Возвращаются в строй и говорят товарищам:
— Народ какой везде… душевный…
На дневках к нашим бивуакам приходят местные жители. Женщин нет — одни мужчины. Головы закутаны лихими башлыками, на ногах легкая обувь. Выходит навстречу геройский наш оркестр. Сбегаются со всех сторон бойцы.
Митинг.
Если тюркское население — тюркская рота с ним разговаривает, если грузинское — грузины ведут речи, если армянское — армяне. А выступления русских товарищей переводятся.
После митингов — кино или танцы.
Хороши танцы в горах!
Площадка маленькая — декораций не нужно: горы, леса, небо великолепно-синее. Чего еще?! Оркестр неутомимо гремит лезгинку, и вот, расталкивая круг, выходит аджарец. Тело его вздрагивает, готовясь броситься в танец, ноги еще мелко-мелко переступают по траве, глаза еще спокойны, тусклы, и вдруг он бросается на середину, вскрикивает, приседает и уже несется, несется по кругу, а навстречу ему бросается боец-грузин или даже русский, танцующий лезгинку по-своему, по-кубански.
Особенно хорошо танцуют старики. Они танцуют до религиозности благоговейно, торжественно, с серьезными лицами, не вскрикивая, не улыбаясь. Каждый из них имеет свой особый выход, вступление к танцу, свой «конек», свои лучшие номера.

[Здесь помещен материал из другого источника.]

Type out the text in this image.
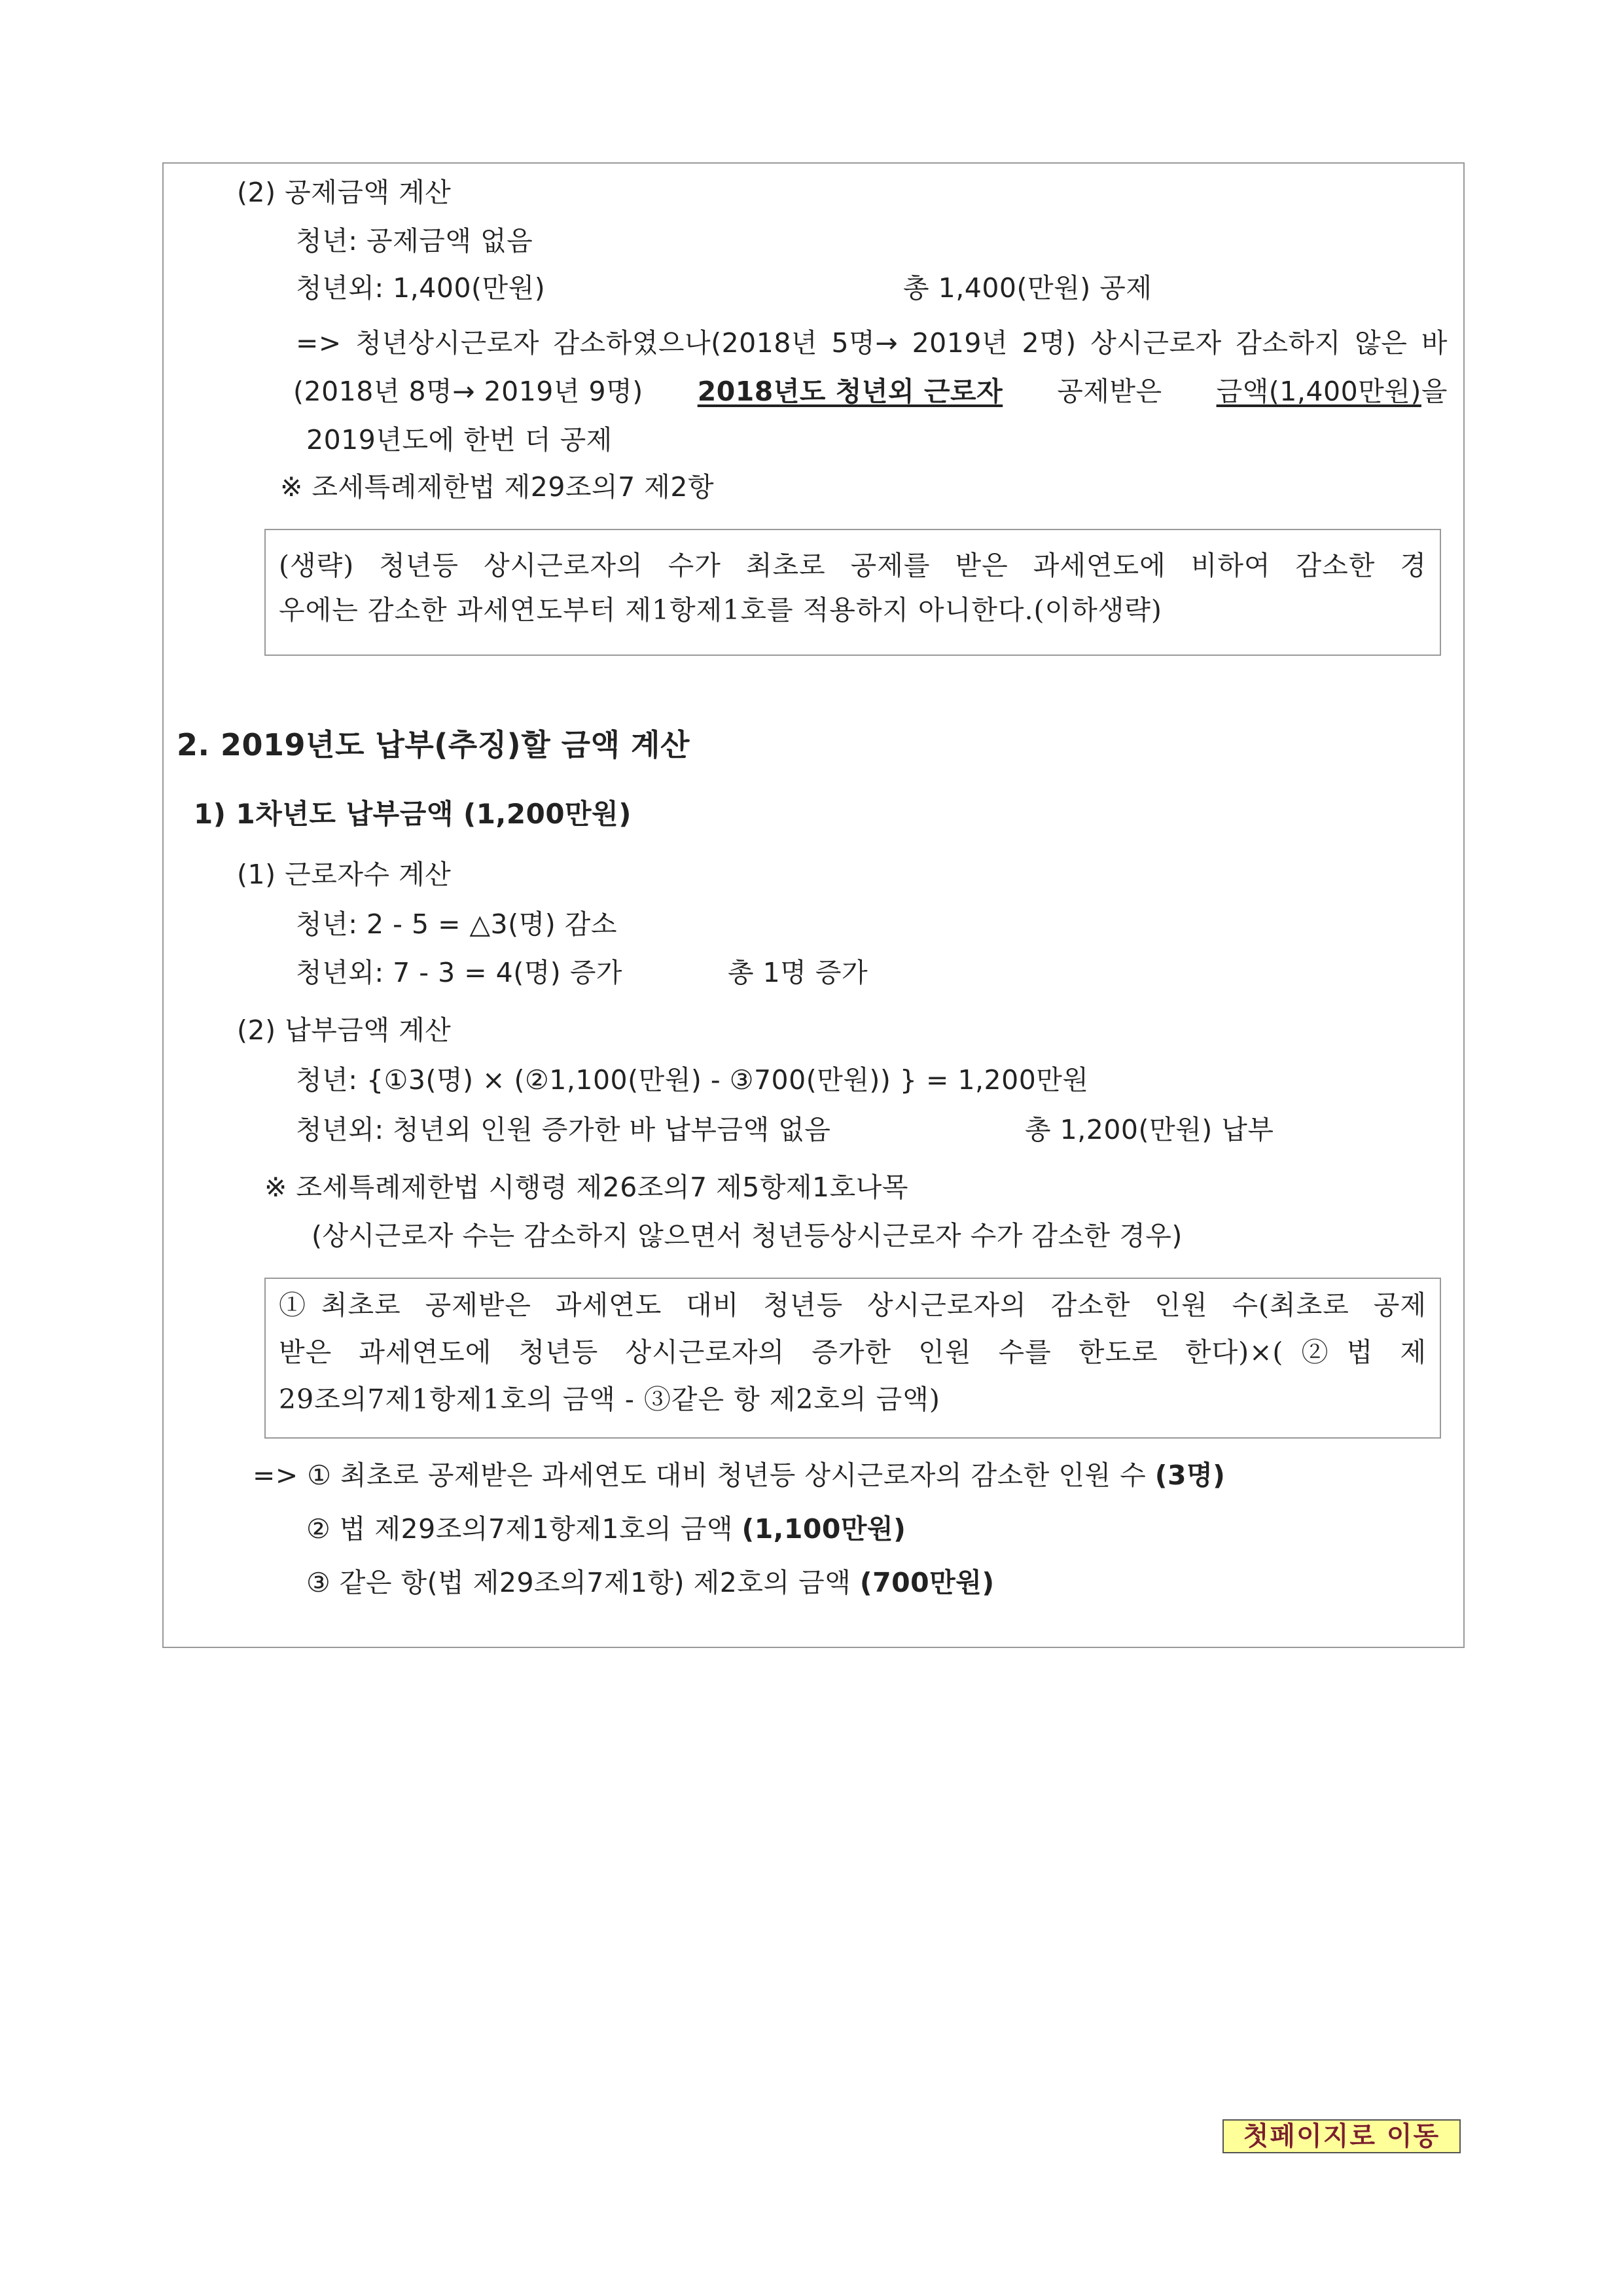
(2) 공제금액 계산
청년: 공제금액 없음
청년외: 1,400(만원)	총 1,400(만원) 공제
=> 청년상시근로자 감소하였으나(2018년 5명→ 2019년 2명) 상시근로자 감소하지 않은 바
(2018년 8명→ 2019년 9명) 2018년도 청년외 근로자 공제받은 금액(1,400만원)을
2019년도에 한번 더 공제
※ 조세특례제한법 제29조의7 제2항
(생략) 청년등 상시근로자의 수가 최초로 공제를 받은 과세연도에 비하여 감소한 경
우에는 감소한 과세연도부터 제1항제1호를 적용하지 아니한다.(이하생략)
2. 2019년도 납부(추징)할 금액 계산
1) 1차년도 납부금액 (1,200만원)
(1) 근로자수 계산
청년: 2 - 5 = △3(명) 감소
청년외: 7 - 3 = 4(명) 증가	총 1명 증가
(2) 납부금액 계산
청년: {①3(명) × (②1,100(만원) - ③700(만원)) } = 1,200만원
청년외: 청년외 인원 증가한 바 납부금액 없음	총 1,200(만원) 납부
※ 조세특례제한법 시행령 제26조의7 제5항제1호나목
(상시근로자 수는 감소하지 않으면서 청년등상시근로자 수가 감소한 경우)
①최초로 공제받은 과세연도 대비 청년등 상시근로자의 감소한 인원 수(최초로 공제
받은 과세연도에 청년등 상시근로자의 증가한 인원 수를 한도로 한다)×(②법 제
29조의7제1항제1호의 금액 - ③같은 항 제2호의 금액)
=> ① 최초로 공제받은 과세연도 대비 청년등 상시근로자의 감소한 인원 수 (3명)
② 법 제29조의7제1항제1호의 금액 (1,100만원)
③ 같은 항(법 제29조의7제1항) 제2호의 금액 (700만원)
첫페이지로 이동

Бурно аплодируют все присутствующие, а мы — энтузиасты полка — кричим:
— Гагуа! Гагуа!..
Командир конного взвода Гагуа, красавец, с черной окладистой бородкой, лихими усами, грузинским орлиным носом и блестящими глазами, должен поддержать честь полка.
Он выходит на середину, звякает шпорами, одну руку ребром прикладывает к груди, другую вытягивает и без улыбки, серьезно, пускается в пляс.
Мы шлепаем в такт ладошами, кричим ему восхищенно и одобрительно, он несется по кругу, звеня шпорами.
Ночь спускается над кострами, исчезают во мраке горы, идет в сторожевое охранение полевой караул, часовой у интернационального полкового Знамени задумчиво смотрит в ночь.